Торопливо  выбравшись из камышей, он уплыл  на середину Дона, лег на спину, раскинул руки, закрыл глаза. Течение стремительно уносило его все дальше и дальше от заповедных камышей, где зеленоглазая девчонка стройной загорелой ножкой пробовала воду. И это ее движение, и гладкая смуглая кожа, и  крепкие грудки под белой маечкой – все это так  удивляло и радовало, и тревожило его, что, не выдержав этого наплыва чувств, он  нырнул в прохладную глубину  верткой рыбиной, скользил по-над дном, сколько хватало дыхания,  а задохнувшись - выскочил из воды,  жадно глотал знойный воздух, обжигая губы и легкие  солнечным ветром,  и заорал  от переполнявших его чувств  лихим молодецким криком.

Очень быстро отец понял, что он для Тамары, Томушки,  только товарищ. Это было горькое открытие. И с тех пор горечь тонкой, пока еле заметной морщинкой хмурила лоб, напоминала о себе ноющей болью в сердце. Он научился жить с этой болью, стерпелся. Только стал чуть молчаливее.  Чуть строже. «Взрослеет», -  понимающе вздыхала мать.  Она и не догадывалась, что сын  не просто повзрослел,  он, чутко прислушиваясь к себе,  выбрал для  себя путь , непосильный и не понятный  очень многим мужчинам. Лишь некоторым  из них  то ли в награду, то ли в наказание дан этот удивительный редкий дар - верность.  И несут по жизни эти избранные  судьбой мужчины  любовь к одной женщине, словно стяг. Не сдаваясь. Не роняя.

Зачем наделяет их  Господь такой внутренней силой, такой горячей любовью, словно  в огне ее закаляли, а  огонь так и остался в сердце гореть и плавить  все чувства воедино? Что  они должны поведать миру? Бог весть!  Но есть в этом  цельном, верном служении одной любви, одной на всю жизнь женщине и великая загадка, и великое очарование.

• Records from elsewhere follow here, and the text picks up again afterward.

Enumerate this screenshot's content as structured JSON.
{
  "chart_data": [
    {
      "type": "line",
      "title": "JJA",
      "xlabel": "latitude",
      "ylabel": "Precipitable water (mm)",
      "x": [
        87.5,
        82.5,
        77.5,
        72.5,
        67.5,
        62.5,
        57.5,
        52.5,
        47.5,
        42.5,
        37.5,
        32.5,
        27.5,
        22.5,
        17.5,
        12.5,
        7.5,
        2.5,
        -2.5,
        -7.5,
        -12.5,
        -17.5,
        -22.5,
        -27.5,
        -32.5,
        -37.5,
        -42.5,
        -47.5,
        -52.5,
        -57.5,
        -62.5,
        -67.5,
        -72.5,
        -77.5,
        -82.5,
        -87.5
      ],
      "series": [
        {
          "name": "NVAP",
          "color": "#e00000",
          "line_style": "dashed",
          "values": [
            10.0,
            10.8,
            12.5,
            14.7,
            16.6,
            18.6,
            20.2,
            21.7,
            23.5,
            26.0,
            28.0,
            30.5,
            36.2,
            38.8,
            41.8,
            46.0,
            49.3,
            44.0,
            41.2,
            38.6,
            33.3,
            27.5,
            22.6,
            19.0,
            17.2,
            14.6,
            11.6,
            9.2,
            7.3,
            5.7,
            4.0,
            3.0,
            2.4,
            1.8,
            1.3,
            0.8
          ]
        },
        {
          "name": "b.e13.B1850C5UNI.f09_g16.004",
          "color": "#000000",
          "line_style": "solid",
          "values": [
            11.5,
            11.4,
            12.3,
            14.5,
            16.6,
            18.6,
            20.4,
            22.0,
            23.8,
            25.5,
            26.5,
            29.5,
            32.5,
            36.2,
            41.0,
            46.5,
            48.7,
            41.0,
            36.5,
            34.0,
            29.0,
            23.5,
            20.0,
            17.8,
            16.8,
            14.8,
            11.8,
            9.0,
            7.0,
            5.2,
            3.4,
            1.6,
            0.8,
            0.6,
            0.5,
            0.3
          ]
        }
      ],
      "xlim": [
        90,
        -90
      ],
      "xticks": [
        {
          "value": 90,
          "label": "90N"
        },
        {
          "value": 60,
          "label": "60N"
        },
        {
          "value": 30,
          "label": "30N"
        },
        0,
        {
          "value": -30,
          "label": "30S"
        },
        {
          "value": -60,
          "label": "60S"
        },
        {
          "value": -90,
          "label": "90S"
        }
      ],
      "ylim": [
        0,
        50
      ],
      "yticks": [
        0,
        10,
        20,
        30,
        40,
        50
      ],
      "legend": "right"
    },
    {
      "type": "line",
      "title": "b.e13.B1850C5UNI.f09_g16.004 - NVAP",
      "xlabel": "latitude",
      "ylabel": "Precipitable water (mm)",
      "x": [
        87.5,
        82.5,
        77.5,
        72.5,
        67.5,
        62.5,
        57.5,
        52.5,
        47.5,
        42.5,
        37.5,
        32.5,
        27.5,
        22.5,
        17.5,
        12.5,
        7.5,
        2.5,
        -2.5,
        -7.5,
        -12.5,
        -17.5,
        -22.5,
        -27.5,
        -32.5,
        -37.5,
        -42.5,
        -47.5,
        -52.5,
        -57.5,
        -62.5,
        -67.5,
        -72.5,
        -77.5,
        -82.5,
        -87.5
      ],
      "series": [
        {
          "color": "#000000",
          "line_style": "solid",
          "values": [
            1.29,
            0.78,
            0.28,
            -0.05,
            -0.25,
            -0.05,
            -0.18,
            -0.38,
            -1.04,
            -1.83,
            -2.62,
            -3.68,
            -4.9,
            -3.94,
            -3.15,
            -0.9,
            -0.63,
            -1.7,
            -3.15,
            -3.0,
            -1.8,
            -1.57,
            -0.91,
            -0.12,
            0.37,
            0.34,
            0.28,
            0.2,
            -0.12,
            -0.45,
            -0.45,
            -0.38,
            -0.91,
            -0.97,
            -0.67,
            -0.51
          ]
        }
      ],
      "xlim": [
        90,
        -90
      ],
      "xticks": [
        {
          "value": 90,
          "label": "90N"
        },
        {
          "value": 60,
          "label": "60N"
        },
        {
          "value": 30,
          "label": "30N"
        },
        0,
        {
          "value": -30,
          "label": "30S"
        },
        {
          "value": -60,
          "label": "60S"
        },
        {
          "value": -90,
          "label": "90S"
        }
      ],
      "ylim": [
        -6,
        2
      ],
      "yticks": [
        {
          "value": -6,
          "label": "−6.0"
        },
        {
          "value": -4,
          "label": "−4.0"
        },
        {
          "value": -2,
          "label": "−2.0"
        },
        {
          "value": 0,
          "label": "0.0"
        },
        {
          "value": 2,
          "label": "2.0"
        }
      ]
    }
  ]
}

Друзья посмеивались: «Сашок, ты никак, в монахи записался? Посмотри, сколько девчонок вокруг! Только мигни! В очередь выстроятся!»  Друзья  не преувеличивали.  Отец был по-настоящему красив, особенно когда вошел в мужскую пору. Сейчас бы сказали, красив, как голливудская кинозвезда. В его присутствии женщины оживлялись и  зазывно смеялись длинным загадочным смехом.  Он же только отшучивался. И упрямо надеялся.  Бабушка  сокрушалась: «Дождусь ли внуков?». Отец отводил глаза и молчал. Что он мог ответить?

Он ждал маму десять лет! Десять лет  надежды и сумасшедшей веры.  Представляю, как дрогнуло его сердце,  когда совершенно случайно узнал из письма сестры, что Тамара уже несколько лет, как ушла от мужа. Он не сомневался ни минуты. В решающие  моменты он всегда был человеком действия. Он приехал в Воронеж убежденный, что теперь-то  никому не отдаст свою Тамару. Судьба  подарила ему шанс, и он не собирался его упускать. 

Родители никогда не рассказывали, о чем они говорили на том судьбоносном свидании. А я не расспрашивала.  Понимал ли отец, что мама  его не любит, когда звал ее замуж? Конечно, понимал. Но был уверен, что сумеет завоевать любовь и мамы, и мою. В его сердце скопилось так много нежности и тепла, чтобы согреть одинокую обиженную женщину и ее ребенка.  Он собирался увезти своих обретенных любимых девочек на журавлиный остров, он был уверен – остров  принесет  счастье. И остров не подвел.


21 июля, моему отцу исполнилось бы 90 лет. 16 лет назад он ушёл из жизни, но осталась память.И непреходящее чувство благодарности.